The challenges in returning to universities were predictable and predicted, and it was an act of shocking complacency for the government to fail to ensure that students would all get the support they need
– Kate Green, shadow education secretary
Other students were more positive about their experiences. Sophie, a first-year journalism student at the University of Leeds, told Sir Keir she was self-isolating at her halls of residence after testing positive for Covid-19. She said her university had been “very proactive” and kept in contact with her via “calls and emails” during her period of self-isolation.
Eugene, a first-year student at the University of Glasgow, said his university had “a commendable response” to the mental health challenge, including offering those self-isolating a one-month rent rebate and a £50-a-week food allowance. Eugene, who is self-isolating with his parents in Fife after developing coronavirus symptoms on a weekend visit, said students self-isolating in his halls had received “support phone calls” from the university.
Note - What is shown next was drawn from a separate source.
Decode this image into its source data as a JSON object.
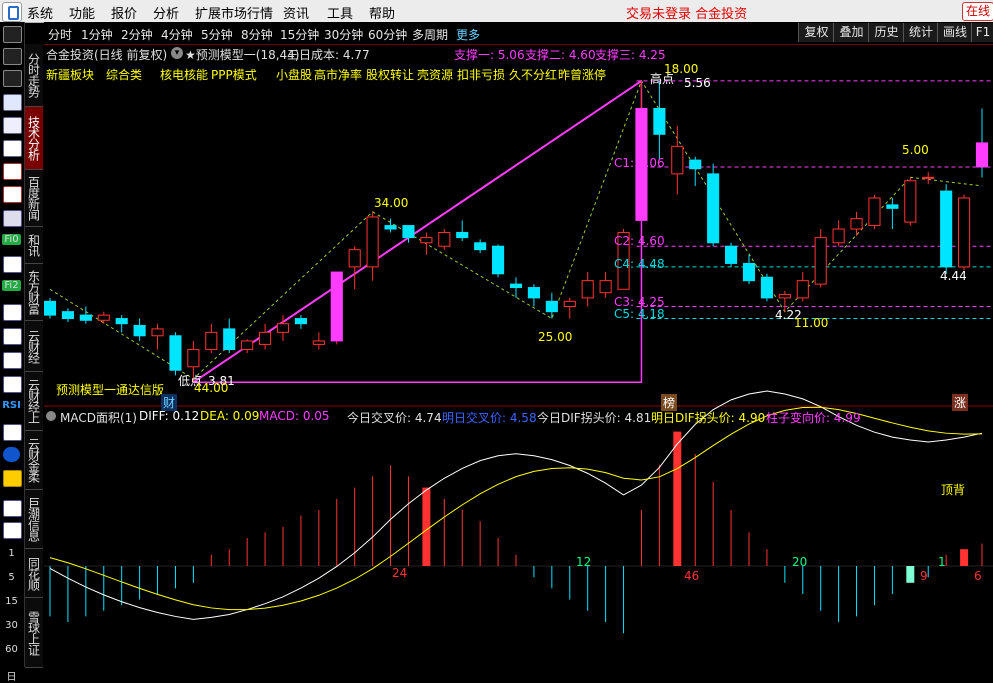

“But I think, in a way, it’s too little, too late; these measures – as commendable as they are – didn’t come in until there was quite a large outcry from students and parents, including students writing articles in newspapers and extensive media coverage. I believe that the government and universities should have been a step ahead,” Eugene added.
One student at the University of Leeds told the Labour leader that the on-campus coronavirus testing facility had been so busy that some students had been forced to walk three hours to another testing facility.
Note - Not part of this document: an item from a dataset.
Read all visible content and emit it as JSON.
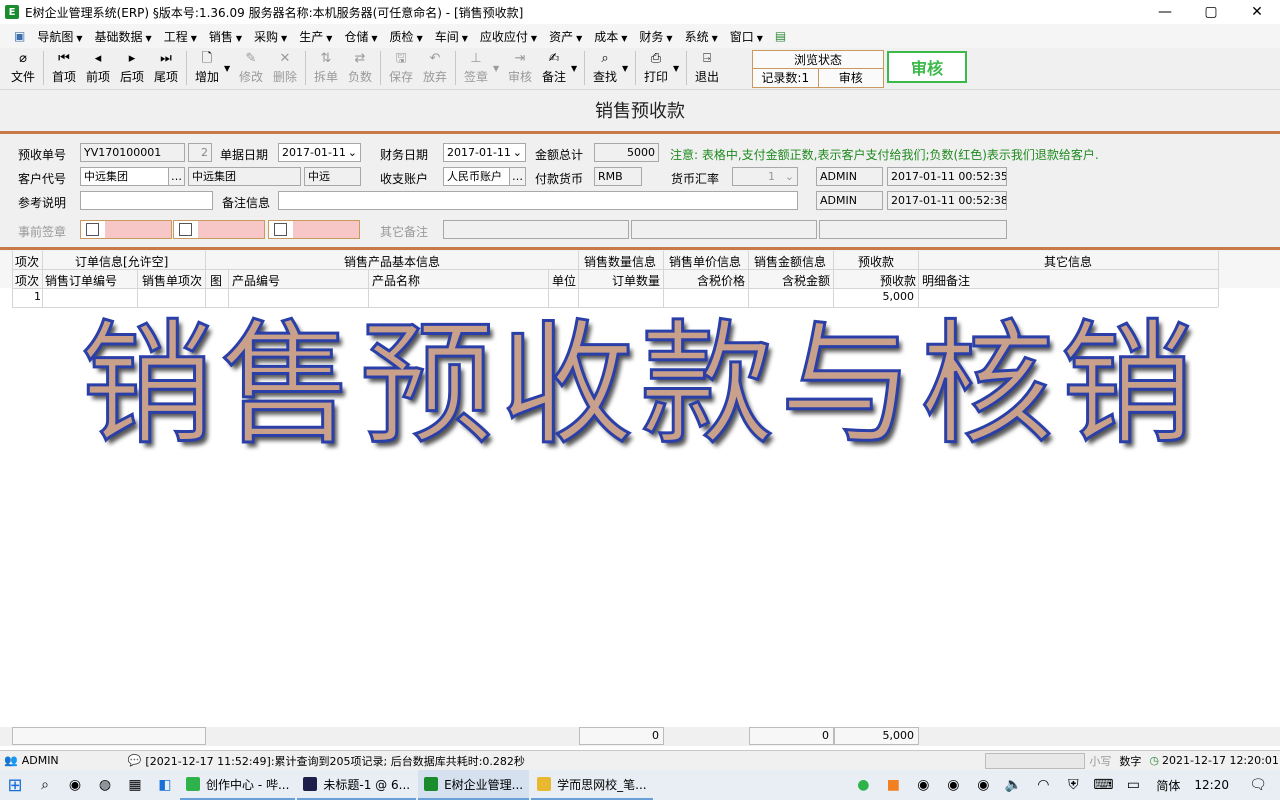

Labour said student mental health services were “inadequate” before the pandemic hit. The number of students reporting a mental health condition has risen sharply in recent years.
In 2018/19 82,000 students said they had a mental health condition, two and a half times as high as in 2014/15. Data obtained last year by Sir Norman Lamb revealed that students at some universities were waiting more than 80 days to receive counselling via a university student support service.
Ms Green said last night: “Students across the country are in an extremely difficult position, and many are now self-isolating with a group of people who are practically strangers.
“The challenges in returning to universities were predictable and predicted, and it was an act of shocking complacency for the government to fail to ensure that students would all get the support they need.
“Gavin Williamson must end his serial incompetence and urgently outline his plans to support the mental health of young people.”
Nicola Dandridge, chief executive of The Office for Students, said it is “more important than ever that students can access good mental health support to help them settle in, particularly where they are being asked to self isolate”.
She added: “The OfS is funding the Student Space service to support student mental health and wellbeing during the coronavirus pandemic. Where students need to go into insolation, universities have to be clear about how courses will continue to operate in these circumstances and what welfare, resources and support are available.
“Universities should provide information about how testing can be accessed where it is expected by the health authorities and ensure that such students can access food and other essential provisions. We will be following up with individual universities and colleges where we have concerns about the arrangements they are making for teaching and academic support.”